W sierpniu mieszkańcy ponad 170 gmin odczuli skutki potężnych nawałnic. Wtedy Polska usłyszała o Grabicy czy Łasku w Łódzkiem, kujawsko-pomorskim Koronowie i Gostycynie, ale przede wszystkim o Brusach, Chojnicach i Czersku w Pomorskiem. To w tej ostatniej gminie leżą takie miejscowości jak Rytel czy złowrogo brzmiący Suszek, gdzie zginęły dwie nastoletnie harcerki. Prokuratura Okręgowa w Słupsku wciąż bada, czy można było uniknąć tej tragedii.
100 dni po tym, jak żywioł spustoszył północną Polskę, Rytel, wieś - symbol sierpniowego kataklizmu wciąż wygląda dramatycznie. Dopiero teraz widać, jak las zmienił się w pustynię. Po obu stronach biegnącej przez wieś krajowej "22" widać tylko napawające smutkiem karczowisko. Gdzieniegdzie wystają samotne, wygięte sosny. Z daleka widać tysiące sągów drewna ułożonych stosy.
W działaniach związanych z usuwaniem skutków nawałnic brało udział ponad 98 tys. ratowników.
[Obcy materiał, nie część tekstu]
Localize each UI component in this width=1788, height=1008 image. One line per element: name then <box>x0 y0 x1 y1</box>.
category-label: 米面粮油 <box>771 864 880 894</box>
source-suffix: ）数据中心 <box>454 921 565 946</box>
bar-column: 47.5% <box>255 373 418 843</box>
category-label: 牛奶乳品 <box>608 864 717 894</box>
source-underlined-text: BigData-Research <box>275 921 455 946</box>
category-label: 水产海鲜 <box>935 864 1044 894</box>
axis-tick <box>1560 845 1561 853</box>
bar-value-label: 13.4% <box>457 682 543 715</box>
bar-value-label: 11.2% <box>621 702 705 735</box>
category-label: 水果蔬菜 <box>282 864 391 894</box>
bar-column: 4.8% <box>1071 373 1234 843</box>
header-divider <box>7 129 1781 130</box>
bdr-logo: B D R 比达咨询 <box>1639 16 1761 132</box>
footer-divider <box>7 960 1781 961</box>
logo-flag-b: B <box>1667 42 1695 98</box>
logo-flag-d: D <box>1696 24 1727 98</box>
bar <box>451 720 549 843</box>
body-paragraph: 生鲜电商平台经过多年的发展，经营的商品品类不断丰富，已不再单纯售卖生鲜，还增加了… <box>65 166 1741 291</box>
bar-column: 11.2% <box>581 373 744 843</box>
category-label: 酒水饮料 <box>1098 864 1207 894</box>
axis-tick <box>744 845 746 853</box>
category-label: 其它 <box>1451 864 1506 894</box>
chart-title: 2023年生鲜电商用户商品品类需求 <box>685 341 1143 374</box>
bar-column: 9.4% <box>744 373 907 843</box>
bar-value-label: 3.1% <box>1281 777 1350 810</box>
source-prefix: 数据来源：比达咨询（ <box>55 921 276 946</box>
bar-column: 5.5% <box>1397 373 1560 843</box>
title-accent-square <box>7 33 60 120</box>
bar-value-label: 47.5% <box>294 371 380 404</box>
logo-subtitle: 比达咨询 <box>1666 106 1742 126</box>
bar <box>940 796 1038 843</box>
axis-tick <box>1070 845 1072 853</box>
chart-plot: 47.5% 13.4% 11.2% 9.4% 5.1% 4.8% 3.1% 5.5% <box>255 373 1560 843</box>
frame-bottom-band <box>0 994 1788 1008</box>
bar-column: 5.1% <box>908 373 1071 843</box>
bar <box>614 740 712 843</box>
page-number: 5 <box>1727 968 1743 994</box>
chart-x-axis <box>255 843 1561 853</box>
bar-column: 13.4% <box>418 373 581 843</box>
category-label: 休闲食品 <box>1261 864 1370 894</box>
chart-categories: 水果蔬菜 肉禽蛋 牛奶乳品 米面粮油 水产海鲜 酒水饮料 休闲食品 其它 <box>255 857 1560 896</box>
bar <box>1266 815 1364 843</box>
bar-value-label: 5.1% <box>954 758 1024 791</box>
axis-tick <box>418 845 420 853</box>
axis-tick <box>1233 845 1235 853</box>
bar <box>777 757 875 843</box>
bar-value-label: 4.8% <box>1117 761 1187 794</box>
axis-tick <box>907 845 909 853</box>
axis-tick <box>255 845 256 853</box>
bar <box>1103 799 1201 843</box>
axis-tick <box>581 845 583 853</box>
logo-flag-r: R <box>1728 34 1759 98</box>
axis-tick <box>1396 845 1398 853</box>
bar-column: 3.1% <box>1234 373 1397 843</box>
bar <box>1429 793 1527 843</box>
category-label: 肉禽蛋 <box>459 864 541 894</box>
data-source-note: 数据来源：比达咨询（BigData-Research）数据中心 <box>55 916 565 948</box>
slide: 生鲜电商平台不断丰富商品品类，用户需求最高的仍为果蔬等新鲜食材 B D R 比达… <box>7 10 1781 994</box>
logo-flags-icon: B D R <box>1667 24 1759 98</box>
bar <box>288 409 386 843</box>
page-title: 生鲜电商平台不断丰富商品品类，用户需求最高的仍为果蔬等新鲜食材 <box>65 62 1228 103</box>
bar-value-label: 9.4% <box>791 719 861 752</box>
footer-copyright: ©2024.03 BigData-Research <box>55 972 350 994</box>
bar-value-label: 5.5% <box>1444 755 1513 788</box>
Zgodnie z wytycznymi MSWiA, poszkodowane osoby mogły otrzymać zasiłki celowe na podstawowe zabezpieczenie potrzeb w wysokości do 6 tys. złotych. Jeżeli konieczny będzie remont domu lub jego odbudowa, kwota zasiłków może wzrosnąć do nawet 200 tys. złotych.